後は、フェスってその場に行って楽しむものですが、終わっちゃうと終わりなんですよ。その後に、お客さんは僕らのようなフェス主催者との関係ができる場所はなくなるので、そこをもうひとつ乗り越えた先のお客さんたちと、僕らとの関係を繋げる場所を作って、そこからなにか発信できればといくつか考えています。主催者側と、お客さんという関係を超えたもの。タイコには、あれだけ多くの人が集まるコミュニティがあるので、そこから面白い人たちや自分たちと何か一緒にできる人を見つけて、一緒に何かをやるっていうのはすごく良いことかなと思うので、今はラボ的なものを立ち上げたいなとも考えています。

 

T:それ、すごくいいですね!

 

− 最後に、4月に開催されるRainbow Disco Clubと6月に開催されるTAICOCLUBですが、「これを知っていたらもっと楽しくなる!」というオーガナイザー直伝の楽しみ方を伝授していただけますでしょうか?

 

T:来ていただければ、後はもう自分次第だと思います。僕はあまり気をわせたくなくて、限られた会場の中でフェスが開催されるわけですが、その中でどう楽しむかは、本人の自由。「楽しかった」、「楽しくなかった」という感想は個人のものだしね。「ここに注目してください」とか言ってしまうと、アーティストについて話すことが多いですが、それ以外の部分に関しては、とにかく個人の自由なんです。
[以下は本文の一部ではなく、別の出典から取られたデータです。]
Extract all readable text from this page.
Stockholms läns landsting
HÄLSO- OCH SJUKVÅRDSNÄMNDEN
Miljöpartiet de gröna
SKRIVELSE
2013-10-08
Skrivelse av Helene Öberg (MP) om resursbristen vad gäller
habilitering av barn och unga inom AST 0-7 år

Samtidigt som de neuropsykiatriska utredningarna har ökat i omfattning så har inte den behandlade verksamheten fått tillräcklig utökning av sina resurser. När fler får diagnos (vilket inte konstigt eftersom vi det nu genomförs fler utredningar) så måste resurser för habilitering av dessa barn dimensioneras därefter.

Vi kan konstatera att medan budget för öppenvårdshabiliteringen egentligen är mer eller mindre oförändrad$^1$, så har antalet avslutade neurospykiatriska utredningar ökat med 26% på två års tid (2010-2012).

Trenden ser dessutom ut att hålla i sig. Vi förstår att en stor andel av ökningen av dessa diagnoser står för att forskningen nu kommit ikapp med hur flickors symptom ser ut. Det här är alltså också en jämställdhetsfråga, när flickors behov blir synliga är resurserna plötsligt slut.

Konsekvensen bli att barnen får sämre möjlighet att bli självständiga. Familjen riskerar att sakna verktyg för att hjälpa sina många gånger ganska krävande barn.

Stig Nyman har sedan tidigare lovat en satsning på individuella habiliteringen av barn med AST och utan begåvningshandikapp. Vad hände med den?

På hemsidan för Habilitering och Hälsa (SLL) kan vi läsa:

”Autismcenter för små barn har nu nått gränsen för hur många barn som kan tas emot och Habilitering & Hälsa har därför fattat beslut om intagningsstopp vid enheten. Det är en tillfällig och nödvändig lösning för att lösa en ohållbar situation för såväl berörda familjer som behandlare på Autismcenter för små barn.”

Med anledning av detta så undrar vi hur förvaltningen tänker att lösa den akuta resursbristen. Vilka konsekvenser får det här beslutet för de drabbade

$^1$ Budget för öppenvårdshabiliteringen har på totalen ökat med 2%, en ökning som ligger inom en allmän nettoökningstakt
もちろん、こちらも最低限のルールを設けなくてはいけないので、そこに関してはルールに則ってやってもらうしかないんですけど、それ以外に関しては、どれだけ楽しめるかは自分次第だという風にしてもらったほうがいいかな。僕らがあまり言ってしまうと、そういう見方になって先入観が生まれてしまうので。

 

Y:僕らも、やっぱりTAICOCLUBというものは、来る前の準備・道中・終わってから、みんなと何か共有するものだったり、関わりだったりであって、ピンポイントで「その日」というよりも、そこの日の前後と、そこからの繋がりを楽しみにしてもらえたらなと思いますね。もちろん、遊びに来た場所っていう思い出にはなると思うんですけれど。何かそこから繋がるものを大事にして欲しいなと思います。